Currently I am saving the result set manually using boto3 api and wait the processing job to pass the StoppingCondition.MaxRuntimeInSecondstime I set and eventually it stops and I use additinoal step to pick it up. But I dislike the way I make a workaround to the problem and I really need to find a better way to resolve this.

Can someone tell me what I am missing?


Solution

  • The specific POSIX permissions are depending on the user which is used by the container image of your processing job.

    In most cases, this is root but there also images which are using non-privileged users.
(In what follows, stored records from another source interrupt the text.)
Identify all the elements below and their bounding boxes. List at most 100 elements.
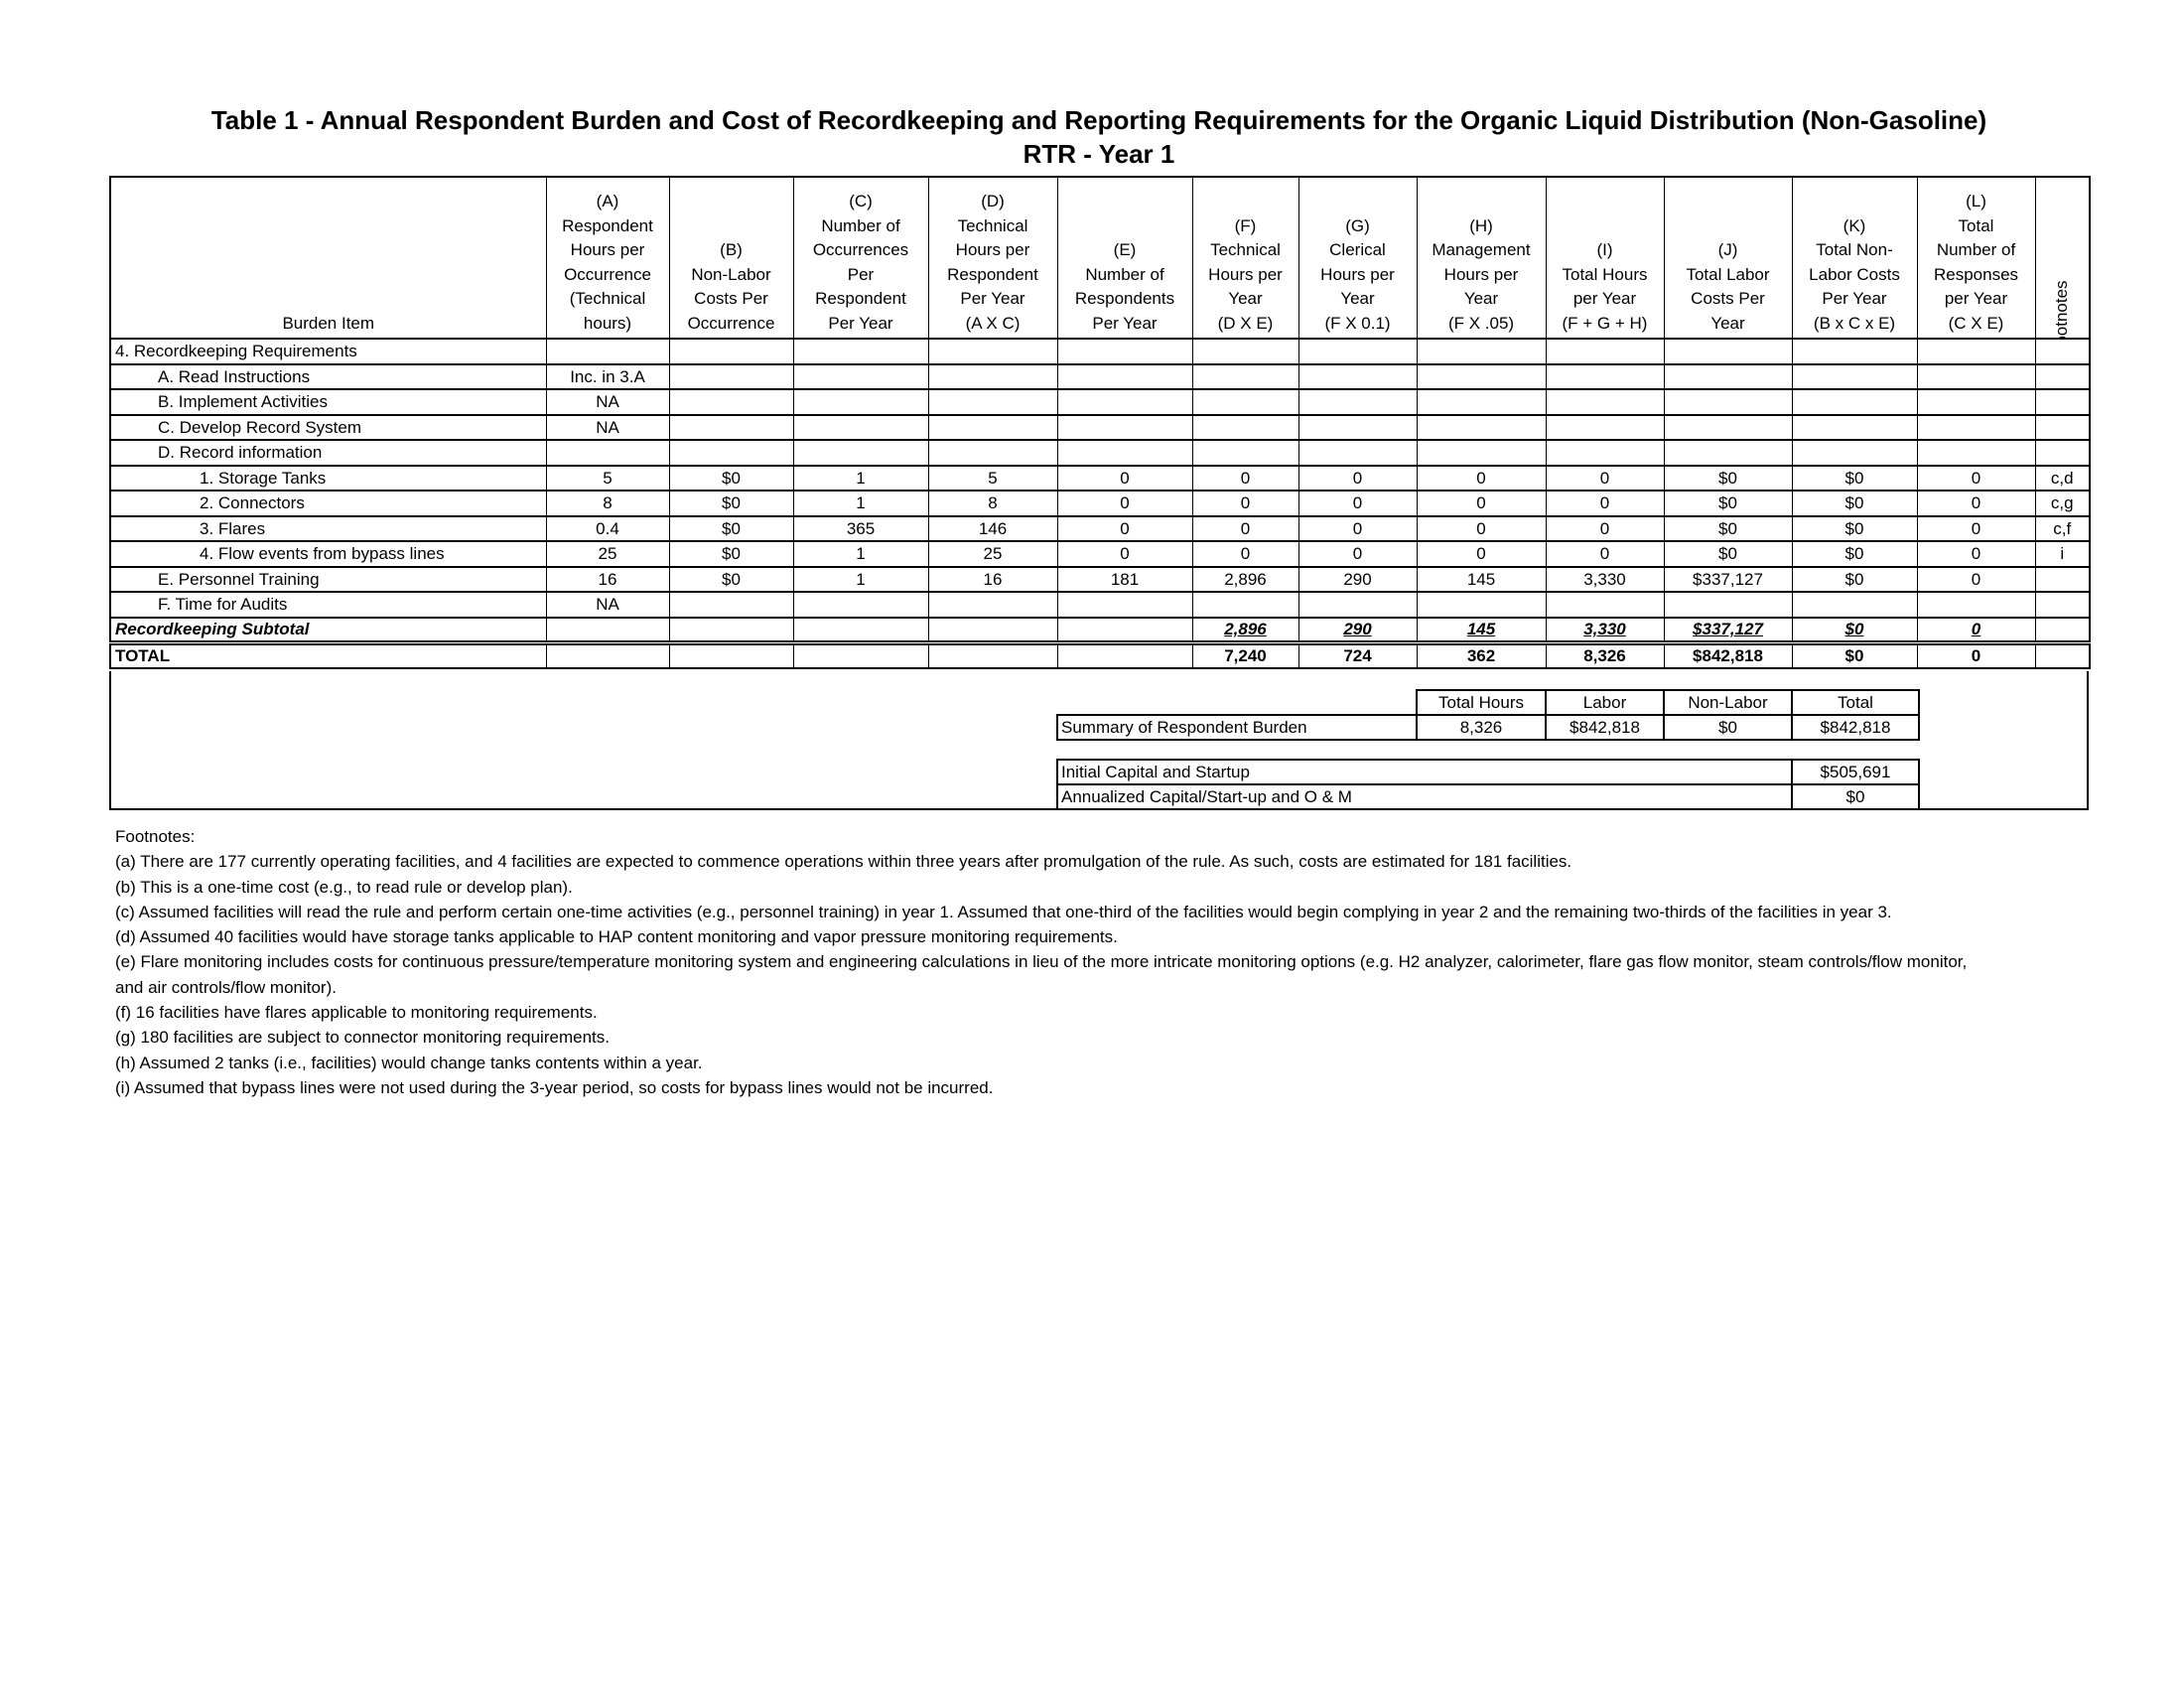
cell-value: 1 <box>856 544 866 564</box>
cell-value: 365 <box>846 518 876 538</box>
cell-value: 7,240 <box>1224 646 1267 665</box>
table-cell <box>927 439 1058 466</box>
table-cell <box>1416 439 1547 466</box>
header-burden-item: Burden Item <box>109 176 547 340</box>
column-header: (D) Technical Hours per Respondent Per Y… <box>927 176 1058 340</box>
table-cell <box>1297 338 1418 364</box>
table-cell <box>668 388 794 415</box>
cell-value: 290 <box>1343 569 1372 589</box>
cell-value: 0 <box>1120 468 1130 488</box>
table-cell <box>1791 338 1918 364</box>
table-cell: $0 <box>1791 639 1918 668</box>
table-cell: 0 <box>1191 540 1299 567</box>
table-cell <box>1056 639 1193 668</box>
cell-value: $0 <box>722 493 741 513</box>
footnote-ref: c,f <box>2034 514 2091 542</box>
cell-value: $842,818 <box>1693 646 1763 665</box>
cell-value: 1 <box>856 493 866 513</box>
table-row: F. Time for Audits NA <box>109 591 2091 618</box>
summary-header-non-labor: Non-Labor <box>1663 689 1793 716</box>
table-cell <box>545 616 670 643</box>
table-row: B. Implement Activities NA <box>109 388 2091 415</box>
table-cell: 0 <box>1297 464 1418 492</box>
column-header: (C) Number of Occurrences Per Respondent… <box>792 176 929 340</box>
table-cell: 8,326 <box>1545 639 1665 668</box>
table-cell: 3,330 <box>1545 565 1665 593</box>
table-cell <box>1663 591 1793 618</box>
cell-value: 16 <box>598 569 617 589</box>
table-cell <box>927 639 1058 668</box>
table-cell: NA <box>545 591 670 618</box>
cell-value: 0 <box>1971 646 1981 665</box>
table-cell: 25 <box>927 540 1058 567</box>
table-cell <box>1916 362 2036 390</box>
table-cell <box>792 639 929 668</box>
summary-of-respondent-burden-table: Total Hours Labor Non-Labor Total Summar… <box>1056 689 1920 741</box>
header-footnotes: Footnotes <box>2034 176 2091 340</box>
table-cell <box>927 413 1058 441</box>
table-cell <box>668 413 794 441</box>
cell-value: 0 <box>1599 468 1610 488</box>
burden-item-label: E. Personnel Training <box>109 565 547 593</box>
cell-value: 3,330 <box>1583 620 1626 638</box>
cell-value: 0 <box>1240 493 1251 513</box>
table-cell <box>1416 591 1547 618</box>
table-row: 4. Recordkeeping Requirements <box>109 338 2091 364</box>
table-cell <box>1056 388 1193 415</box>
column-header: (H) Management Hours per Year (F X .05) <box>1416 176 1547 340</box>
cell-value: 0 <box>1352 493 1363 513</box>
table-cell: $0 <box>668 540 794 567</box>
footnote-item: (c) Assumed facilities will read the rul… <box>115 902 1892 921</box>
cell-value: 0 <box>1971 518 1981 538</box>
table-cell <box>1056 439 1193 466</box>
table-cell <box>1791 413 1918 441</box>
table-cell <box>1191 591 1299 618</box>
table-cell <box>1916 591 2036 618</box>
cell-value: $0 <box>1718 493 1737 513</box>
table-cell: $842,818 <box>1663 639 1793 668</box>
cell-value: 1 <box>856 569 866 589</box>
cell-value: 16 <box>983 569 1003 589</box>
capital-table: Initial Capital and Startup $505,691 Ann… <box>1056 759 1920 810</box>
table-cell <box>1791 591 1918 618</box>
table-cell: 0 <box>1416 464 1547 492</box>
table-cell <box>668 616 794 643</box>
cell-value: 1 <box>856 468 866 488</box>
table-cell: $0 <box>668 490 794 516</box>
column-header: (A) Respondent Hours per Occurrence (Tec… <box>545 176 670 340</box>
table-cell <box>1191 413 1299 441</box>
table-cell <box>1297 388 1418 415</box>
summary-header-total-hours: Total Hours <box>1416 689 1547 716</box>
table-cell: 8 <box>927 490 1058 516</box>
footnote-ref <box>2034 413 2091 441</box>
table-cell <box>792 388 929 415</box>
table-cell <box>1416 338 1547 364</box>
table-cell: $0 <box>668 514 794 542</box>
table-cell: 0 <box>1416 514 1547 542</box>
table-cell: $0 <box>668 464 794 492</box>
footnote-item: (g) 180 facilities are subject to connec… <box>115 1028 610 1048</box>
cell-value: 290 <box>1343 620 1372 638</box>
table-cell: 181 <box>1056 565 1193 593</box>
table-cell <box>545 639 670 668</box>
table-cell: 145 <box>1416 565 1547 593</box>
table-cell: 7,240 <box>1191 639 1299 668</box>
cell-value: 0 <box>1599 544 1610 564</box>
column-header: (E) Number of Respondents Per Year <box>1056 176 1193 340</box>
table-cell: 8 <box>545 490 670 516</box>
table-cell <box>1545 388 1665 415</box>
cell-value: $0 <box>1718 518 1737 538</box>
summary-label: Summary of Respondent Burden <box>1056 714 1418 741</box>
table-cell <box>668 338 794 364</box>
table-cell: 0 <box>1191 490 1299 516</box>
footnote-ref <box>2034 388 2091 415</box>
column-header: (B) Non-Labor Costs Per Occurrence <box>668 176 794 340</box>
table-cell: $0 <box>1663 514 1793 542</box>
cell-value: $337,127 <box>1693 569 1763 589</box>
burden-item-label: Recordkeeping Subtotal <box>109 616 547 643</box>
burden-item-label: 1. Storage Tanks <box>109 464 547 492</box>
cell-value: 0 <box>1971 544 1981 564</box>
footnote-item: (d) Assumed 40 facilities would have sto… <box>115 927 1118 947</box>
cell-value: 2,896 <box>1224 569 1267 589</box>
header-row: Burden Item (A) Respondent Hours per Occu… <box>109 176 2091 340</box>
If you're using the SageMaker Distribution, it is also a non-root user (uid: 1000, gid: 100).

    The paths for the ProcessingOutputs are generated when the entrypoint of the container image is invoked and are generated with root permissions.

    LocalPath: The local path of a directory where you want Amazon SageMaker to upload its contents to Amazon S3. LocalPath is an absolute path to a directory containing output files. This directory will be created by the platform and exist when your container's entrypoint is invoked.

    You can add the following to your processing code to update the permissions of the created output folder:

    import subprocess
    
    output_path = "/opt/ml/processing/output/"
    
    # Option A: if you're using the SageMaker Distribution
    subprocess.check_call(["sudo","chown","-R","sagemaker-user", output_path])
    # Option B: for other container images
    subprocess.check_call(["sudo","chmod","-R","777", output_path])
    

    Alternatively, you could also use the boto3 library within your processing job and write to S3 directly.